# Import data from zbMath
Data in [zbMath Open](https://www.zbmath.org/) can be accessed through the [zbMath Open OAI-PMH](https://oai.zbmath.org/) service, that implements the Open Archives Initiative Protocol for Metadata Harvesting (OAI-PMH) [Schubotz and Teschke, 2021]. The service is open and subject to certain [terms and conditions](https://oai.zbmath.org/static/terms-and-conditions.html).

**Contrary to the documentation, the API always returns XML, not JSON.**

In [1]:
# API URLs
API_URL='https://oai.zbmath.org/v1/' # the API endpoint
# API namespaces
OAI_NS = 'http://www.openarchives.org/OAI/2.0/' # the OAI namespace
OAI_ZB_PREVIEW_NS = 'https://zbmath.org/OAI/2.0/oai_zb_preview/'
ZBMATH_NS = 'https://zbmath.org/zbmath/elements/1.0/'
# text shown in zbMath Open when there's a license conflict
CONFLICT_TXT = 'zbMATH Open Web Interface contents unavailable due to conflicting licenses.'
# which tags to keep
TAGS = ['author', 'document_title', 'source', 'classifications', 'keywords', 'doi', 'publication_year']

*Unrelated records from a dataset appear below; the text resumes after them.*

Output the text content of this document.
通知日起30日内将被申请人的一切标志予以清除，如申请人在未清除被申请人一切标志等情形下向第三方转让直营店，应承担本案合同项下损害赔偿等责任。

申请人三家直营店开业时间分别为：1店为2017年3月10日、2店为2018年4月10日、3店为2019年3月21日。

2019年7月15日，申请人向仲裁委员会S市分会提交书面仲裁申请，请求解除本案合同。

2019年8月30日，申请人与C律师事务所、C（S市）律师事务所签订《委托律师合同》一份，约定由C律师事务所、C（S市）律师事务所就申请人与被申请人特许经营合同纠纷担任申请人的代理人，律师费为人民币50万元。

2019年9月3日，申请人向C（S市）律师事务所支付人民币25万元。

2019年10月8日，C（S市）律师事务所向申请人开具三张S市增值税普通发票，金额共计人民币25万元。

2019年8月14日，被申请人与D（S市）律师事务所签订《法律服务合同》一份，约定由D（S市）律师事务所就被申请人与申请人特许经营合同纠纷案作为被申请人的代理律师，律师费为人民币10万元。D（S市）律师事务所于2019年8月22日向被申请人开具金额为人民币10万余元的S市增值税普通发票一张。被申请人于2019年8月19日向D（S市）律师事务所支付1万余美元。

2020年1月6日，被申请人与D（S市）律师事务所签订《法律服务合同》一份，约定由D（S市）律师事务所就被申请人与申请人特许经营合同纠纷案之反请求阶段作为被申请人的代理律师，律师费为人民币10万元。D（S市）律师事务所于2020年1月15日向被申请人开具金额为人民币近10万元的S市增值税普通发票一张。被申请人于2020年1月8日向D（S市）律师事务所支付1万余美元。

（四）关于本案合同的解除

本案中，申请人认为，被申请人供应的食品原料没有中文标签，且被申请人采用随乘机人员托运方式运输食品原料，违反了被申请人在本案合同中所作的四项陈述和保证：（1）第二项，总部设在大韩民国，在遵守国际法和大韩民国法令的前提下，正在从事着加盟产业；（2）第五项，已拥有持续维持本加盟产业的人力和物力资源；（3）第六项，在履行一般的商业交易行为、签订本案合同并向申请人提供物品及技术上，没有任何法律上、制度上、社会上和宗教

## Get a list of publication Id's
The following example gets the first 100 id's of the publications of the year 2021.

In [2]:
import requests

date_from = '2021-01-01T00%3A00%3A00Z'
date_until = '2022-01-01T00%3A00%3A00Z'
REQUEST_URL="{}?verb=ListIdentifiers&from={}&until={}&metadataPrefix=oai_zb_preview".format(
    API_URL, date_from, date_until
)

# get data from API
headers = {'accept': 'text/xml'} # this has NO effect
all_ids_xml = requests.get(REQUEST_URL, headers)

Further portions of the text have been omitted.